Still, for about two-thirds of its running time, Sunshine is a highly watchable, entertaining and even intelligent film, raising a number of intriguing possibilities. They are all dumped, but they are at least dumped after sixty minutes rather than, as happened in 28 Days Later, after six minutes. One of the crew spends much of his time simply staring at the sun which, dying or not, can only be viewed at two per cent of its actual brightness. When the first, lost Icarus expedition turns out to have been sabotaged by a religious maniac, an intriguing argument between sun-worship and Jehovah-worship might have come about. Garland and Boyle, having raised this idea, promptly drop it. When the Icarus II suffers a disastrous loss of oxygen, there is some argument about the demands of the mission versus the right not to be killed in order to preserve one's crewmates. Garland and Boyle skate over the issue by arranging a convenient suicide and a few murders.
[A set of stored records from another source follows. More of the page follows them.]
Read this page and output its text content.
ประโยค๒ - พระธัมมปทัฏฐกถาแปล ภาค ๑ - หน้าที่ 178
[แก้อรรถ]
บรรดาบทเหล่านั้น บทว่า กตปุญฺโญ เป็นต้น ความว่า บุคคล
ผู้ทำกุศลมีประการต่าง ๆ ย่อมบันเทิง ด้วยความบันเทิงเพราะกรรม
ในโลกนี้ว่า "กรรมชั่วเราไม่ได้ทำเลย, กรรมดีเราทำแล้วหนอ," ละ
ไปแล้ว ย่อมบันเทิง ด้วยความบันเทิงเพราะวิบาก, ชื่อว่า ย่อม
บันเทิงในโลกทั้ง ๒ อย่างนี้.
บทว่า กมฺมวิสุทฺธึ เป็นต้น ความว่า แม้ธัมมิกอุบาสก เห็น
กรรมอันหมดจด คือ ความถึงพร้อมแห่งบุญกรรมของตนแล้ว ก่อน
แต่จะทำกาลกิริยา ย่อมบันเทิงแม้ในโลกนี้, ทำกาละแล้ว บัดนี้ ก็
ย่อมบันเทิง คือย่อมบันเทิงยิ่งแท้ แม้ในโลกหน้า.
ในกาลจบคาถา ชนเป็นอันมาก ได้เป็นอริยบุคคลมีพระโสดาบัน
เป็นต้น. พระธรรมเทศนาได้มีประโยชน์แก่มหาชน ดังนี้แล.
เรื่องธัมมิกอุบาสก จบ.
There are, as I have said, many fine touches in Sunshine, not least in the number of cold, dark deaths which take place closer to the sun than man has ever gone before; but Garland's creative laziness causes an appalling fizzle at the end. The murders are committed by the last survivor of the Icarus, a broiled religious lunatic called Pinbacker. Sunshine plunders a number of better films for imagery and plot points; sometimes rather neatly, as with the leap across space pioneered by Keir Dullea in 2001: A Space Odyssey, and sometimes rather crassly, as with the name Pinbacker, a pointless and inapt reference to Carpenter's Dark Star. Pinbacker manages to sabotage the mainframe computer aboard the Icarus II by lifting it out of its coolant and causing it to overheat - has the future never heard of access codes? Pinbacker is given no background or characterisation at all; we get no hint of his past and therefore no tragedy; he has almost no dialogue, and thus no possibility of insane but insidiously persuasive argument; nothing but some rather silly old-dark-house-style chasing around, followed by Friday the Thirteenth in space while Boyle, apparently pushed to his imaginative limit, throws in a lot of freeze-frames. These scenes are a tedious, galumphing, deplorably unenterprising insult to the viewer's intelligence, and they almost completely dissipate the impressive effect of the scenes which have preceded them.
As readers of my fiction will testify, I am not one of literature's great masters of plot; but I spent much of the last act of Sunshine thinking how I could have developed it better myself, quite possibly on a lower budget. It bothered me enormously to see so many interesting ideas quite simply thrown away.